I am also getting the same message when running mega.sh

java.lang.NumberFormatException: For input string: "50% - 50%" at java.base/java.lang.NumberFormatException.forInputString(NumberFormatException.java:65) at java.base/java.lang.Long.parseLong(Long.java:692) at java.base/java.lang.Long.parseLong(Long.java:817) at sfh.merger.StatsMerger.processLine(StatsMerger.java:41) at sfh.merger.StatsMerger.parse(StatsMerger.java:16) at sfh.StatsUtils.merge(StatsUtils.java:10) at sfh.MergeStats.main(MergeStats.java:50) (-: Finished creating top stats files. (-: Finished sorting all files into a single merge.

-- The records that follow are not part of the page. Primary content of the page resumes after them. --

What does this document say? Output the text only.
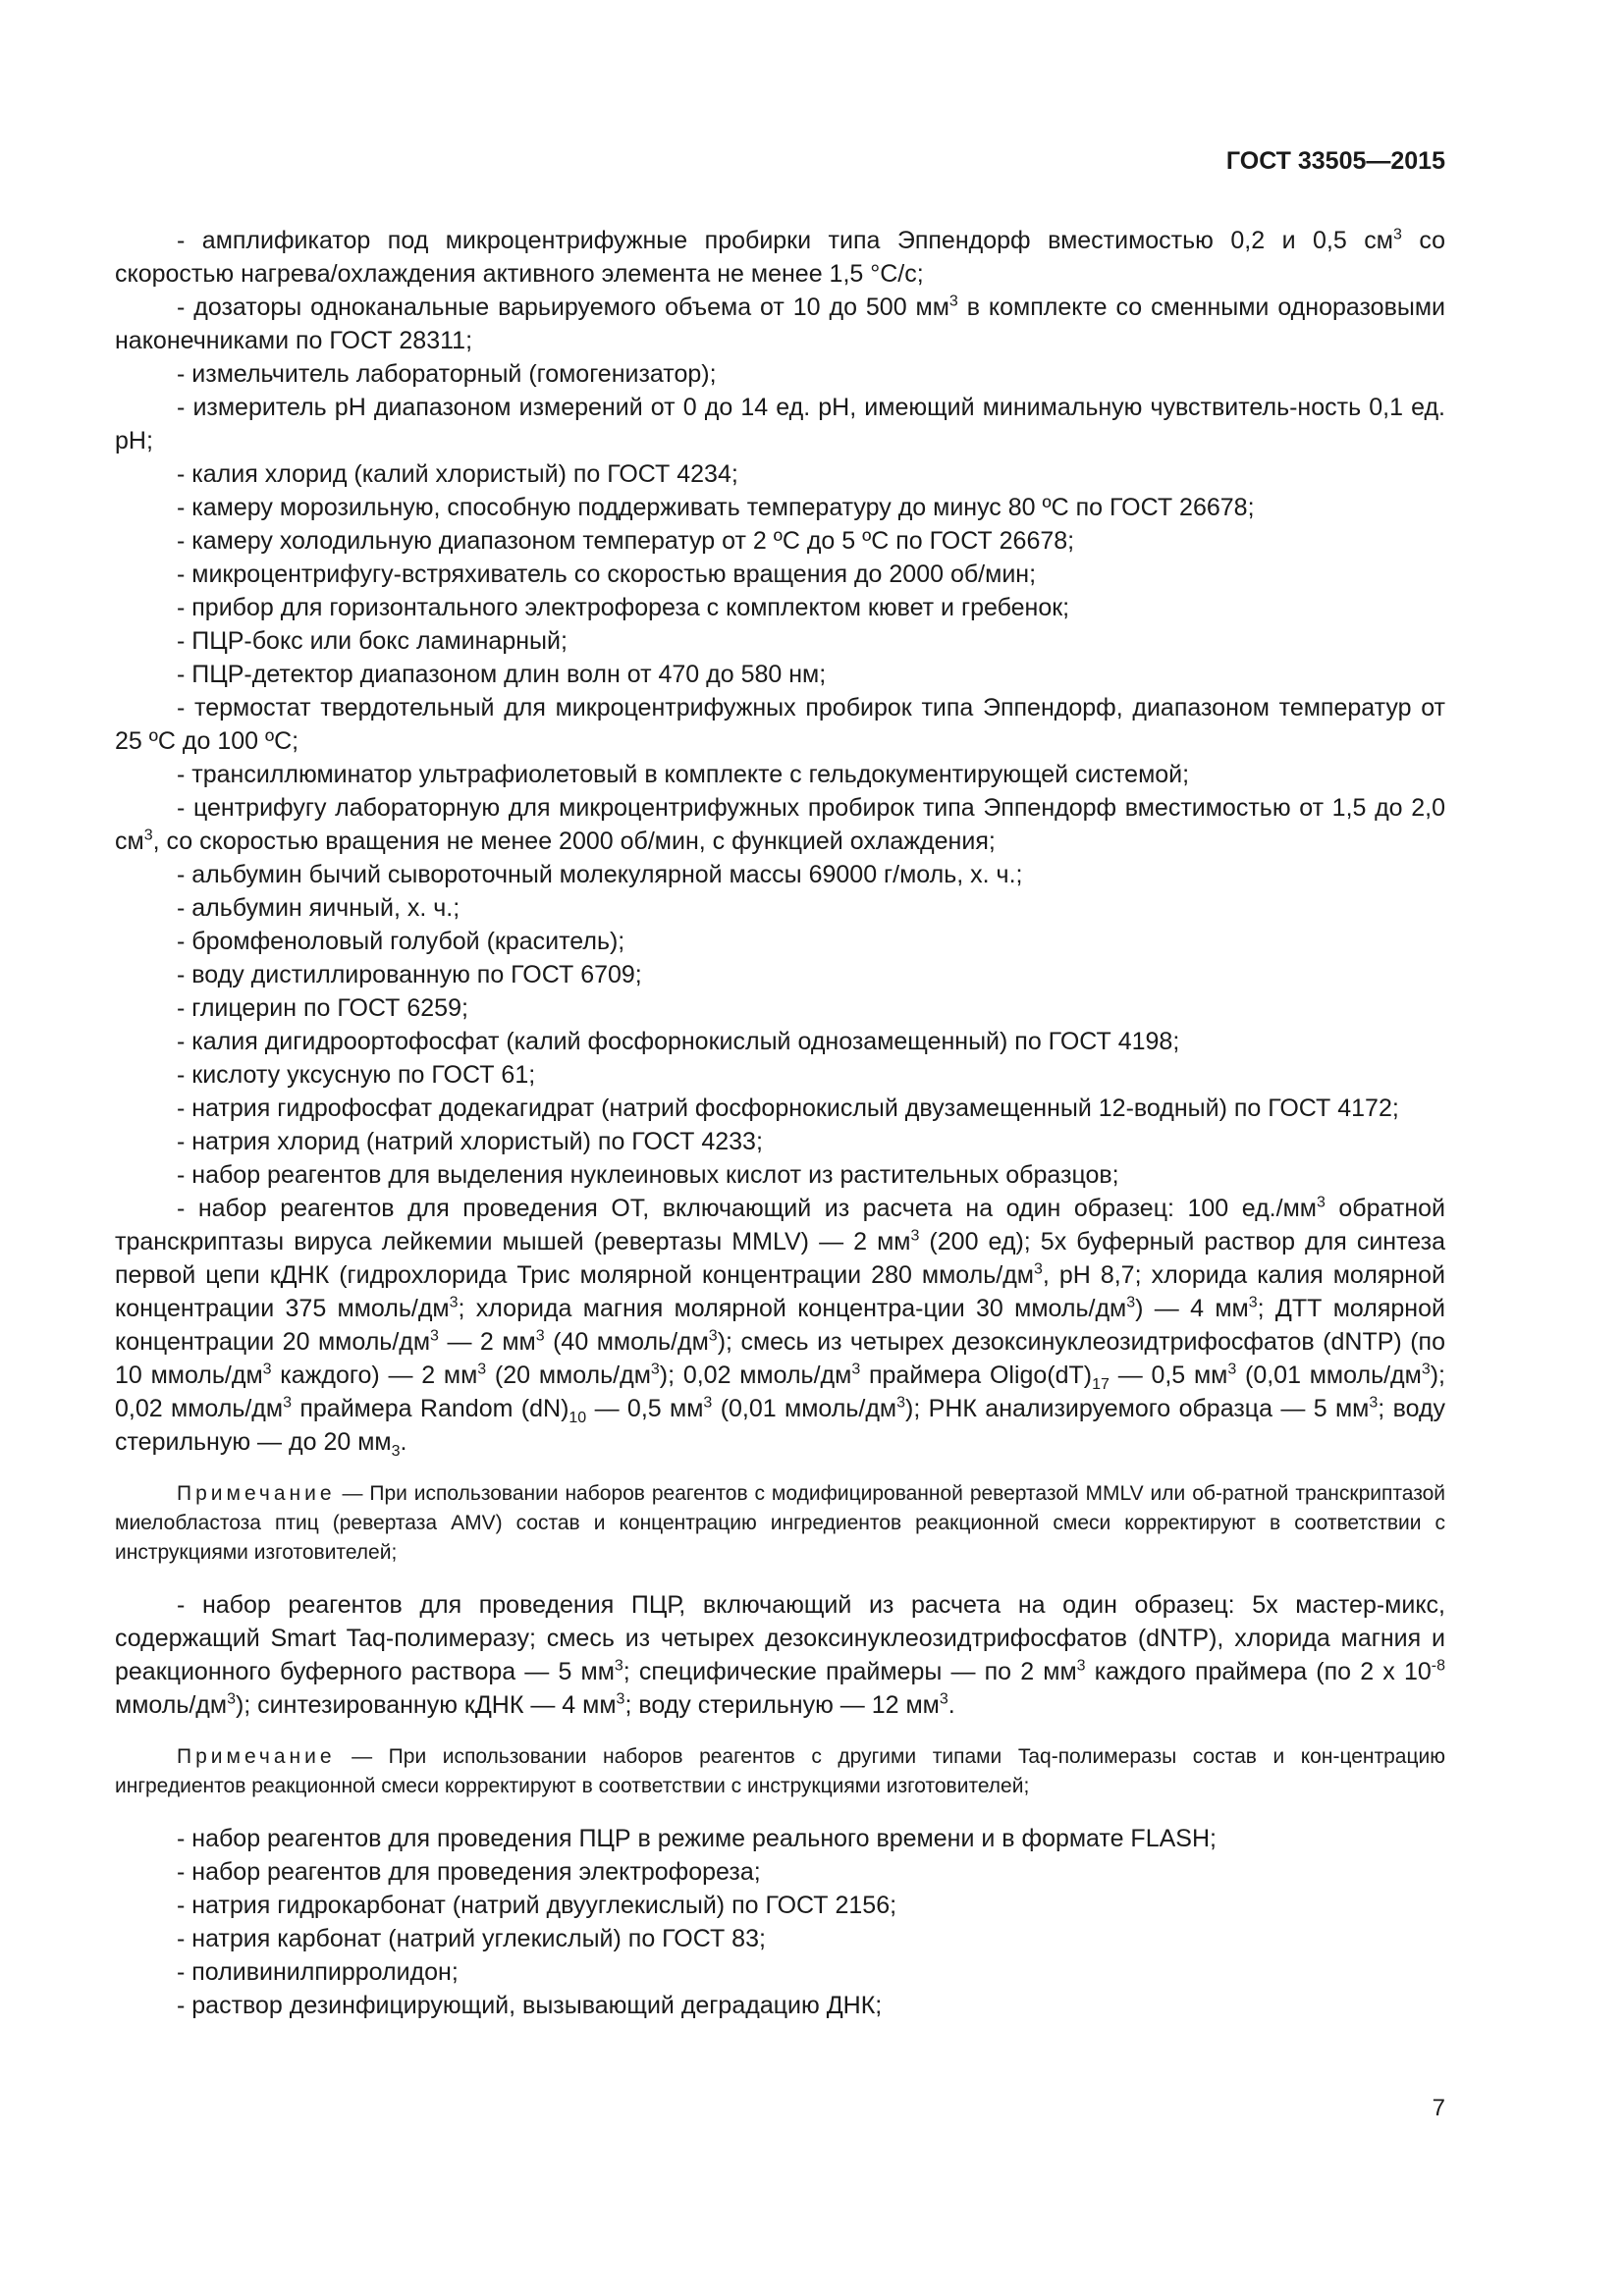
ГОСТ 33505—2015

- амплификатор под микроцентрифужные пробирки типа Эппендорф вместимостью 0,2 и 0,5 $см^3$ со скоростью нагрева/охлаждения активного элемента не менее 1,5 °С/с;

- дозаторы одноканальные варьируемого объема от 10 до 500 $мм^3$ в комплекте со сменными одноразовыми наконечниками по ГОСТ 28311;

- измельчитель лабораторный (гомогенизатор);

- измеритель рН диапазоном измерений от 0 до 14 ед. рН, имеющий минимальную чувствитель-ность 0,1 ед. рН;

- калия хлорид (калий хлористый) по ГОСТ 4234;

- камеру морозильную, способную поддерживать температуру до минус 80 ºС по ГОСТ 26678;

- камеру холодильную диапазоном температур от 2 ºС до 5 ºС по ГОСТ 26678;

- микроцентрифугу-встряхиватель со скоростью вращения до 2000 об/мин;

- прибор для горизонтального электрофореза с комплектом кювет и гребенок;

- ПЦР-бокс или бокс ламинарный;

- ПЦР-детектор диапазоном длин волн от 470 до 580 нм;

- термостат твердотельный для микроцентрифужных пробирок типа Эппендорф, диапазоном температур от 25 ºС до 100 ºС;

- трансиллюминатор ультрафиолетовый в комплекте с гельдокументирующей системой;

- центрифугу лабораторную для микроцентрифужных пробирок типа Эппендорф вместимостью от 1,5 до 2,0 $см^3$, со скоростью вращения не менее 2000 об/мин, с функцией охлаждения;

- альбумин бычий сывороточный молекулярной массы 69000 г/моль, х. ч.;

- альбумин яичный, х. ч.;

- бромфеноловый голубой (краситель);

- воду дистиллированную по ГОСТ 6709;

- глицерин по ГОСТ 6259;

- калия дигидроортофосфат (калий фосфорнокислый однозамещенный) по ГОСТ 4198;

- кислоту уксусную по ГОСТ 61;

- натрия гидрофосфат додекагидрат (натрий фосфорнокислый двузамещенный 12-водный) по ГОСТ 4172;

- натрия хлорид (натрий хлористый) по ГОСТ 4233;

- набор реагентов для выделения нуклеиновых кислот из растительных образцов;

- набор реагентов для проведения ОТ, включающий из расчета на один образец: 100 $ед./мм^3$ обратной транскриптазы вируса лейкемии мышей (ревертазы MMLV) — 2 $мм^3$ (200 ед); 5х буферный раствор для синтеза первой цепи кДНК (гидрохлорида Трис молярной концентрации 280 ммоль/$дм^3$, рН 8,7; хлорида калия молярной концентрации 375 ммоль/$дм^3$; хлорида магния молярной концентра-ции 30 ммоль/$дм^3$) — 4 $мм^3$; ДТТ молярной концентрации 20 ммоль/$дм^3$ — 2 $мм^3$ (40 ммоль/$дм^3$); смесь из четырех дезоксинуклеозидтрифосфатов (dNTP) (по 10 ммоль/$дм^3$ каждого) — 2 $мм^3$ (20 ммоль/$дм^3$); 0,02 ммоль/$дм^3$ праймера $Oligo(dT)_{17}$ — 0,5 $мм^3$ (0,01 ммоль/$дм^3$); 0,02 ммоль/$дм^3$ праймера Random $(dN)_{10}$ — 0,5 $мм^3$ (0,01 ммоль/$дм^3$); РНК анализируемого образца — 5 $мм^3$; воду стерильную — до 20 $мм_3$.

Примечание — При использовании наборов реагентов с модифицированной ревертазой MMLV или об-ратной транскриптазой миелобластоза птиц (ревертаза AMV) состав и концентрацию ингредиентов реакционной смеси корректируют в соответствии с инструкциями изготовителей;

- набор реагентов для проведения ПЦР, включающий из расчета на один образец: 5х мастер-микс, содержащий Smart Taq-полимеразу; смесь из четырех дезоксинуклеозидтрифосфатов (dNTP), хлорида магния и реакционного буферного раствора — 5 $мм^3$; специфические праймеры — по 2 $мм^3$ каждого праймера (по 2 х $10^{-8}$ ммоль/$дм^3$); синтезированную кДНК — 4 $мм^3$; воду стерильную — 12 $мм^3$.

Примечание — При использовании наборов реагентов с другими типами Taq-полимеразы состав и кон-центрацию ингредиентов реакционной смеси корректируют в соответствии с инструкциями изготовителей;

- набор реагентов для проведения ПЦР в режиме реального времени и в формате FLASH;

- набор реагентов для проведения электрофореза;

- натрия гидрокарбонат (натрий двууглекислый) по ГОСТ 2156;

- натрия карбонат (натрий углекислый) по ГОСТ 83;

- поливинилпирролидон;

- раствор дезинфицирующий, вызывающий деградацию ДНК;

7
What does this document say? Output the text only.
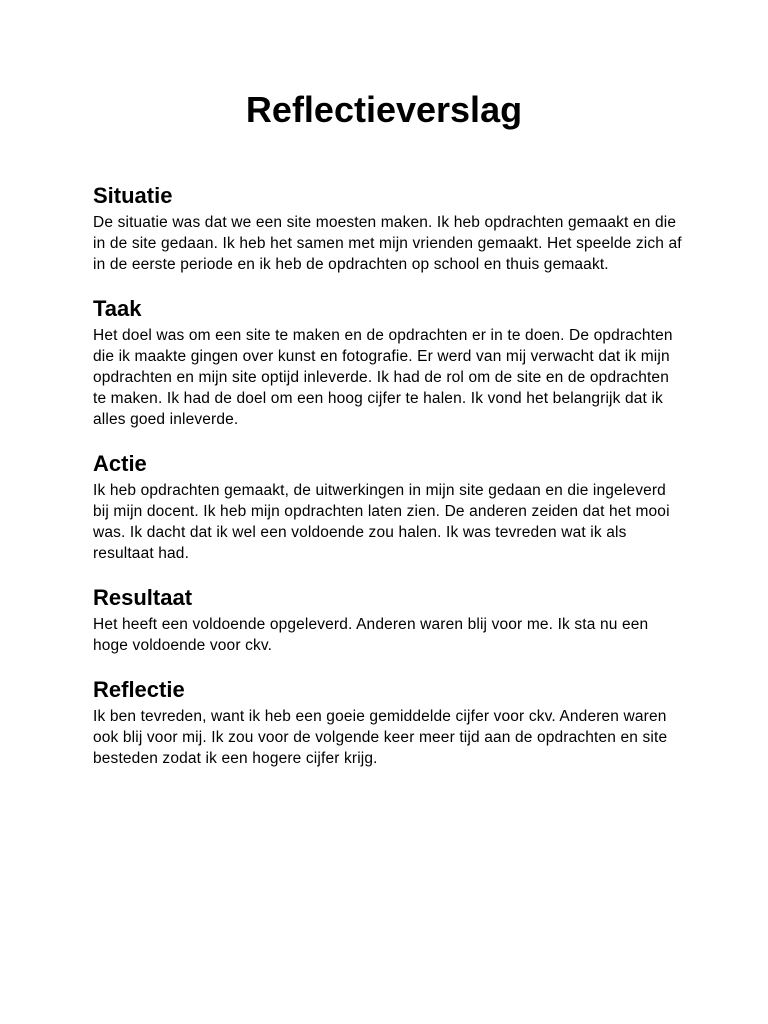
Reflectieverslag
Situatie

De situatie was dat we een site moesten maken. Ik heb opdrachten gemaakt en die in de site gedaan. Ik heb het samen met mijn vrienden gemaakt. Het speelde zich af in de eerste periode en ik heb de opdrachten op school en thuis gemaakt.

Taak

Het doel was om een site te maken en de opdrachten er in te doen. De opdrachten die ik maakte gingen over kunst en fotografie. Er werd van mij verwacht dat ik mijn opdrachten en mijn site optijd inleverde. Ik had de rol om de site en de opdrachten te maken. Ik had de doel om een hoog cijfer te halen. Ik vond het belangrijk dat ik alles goed inleverde.

Actie

Ik heb opdrachten gemaakt, de uitwerkingen in mijn site gedaan en die ingeleverd bij mijn docent. Ik heb mijn opdrachten laten zien. De anderen zeiden dat het mooi was. Ik dacht dat ik wel een voldoende zou halen. Ik was tevreden wat ik als resultaat had.

Resultaat

Het heeft een voldoende opgeleverd. Anderen waren blij voor me. Ik sta nu een hoge voldoende voor ckv.

Reflectie

Ik ben tevreden, want ik heb een goeie gemiddelde cijfer voor ckv. Anderen waren ook blij voor mij. Ik zou voor de volgende keer meer tijd aan de opdrachten en site besteden zodat ik een hogere cijfer krijg.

Will it affect the following steps to sort individual merged1.txt or merged30.txt and to create the combined .hic file?

Many thanks!!

sa501428 commented 2 years ago

The .hic file should still build. The 3' bias line may be missing in the stats. We will work on a fix for this. But the overall .hic file should work without issue.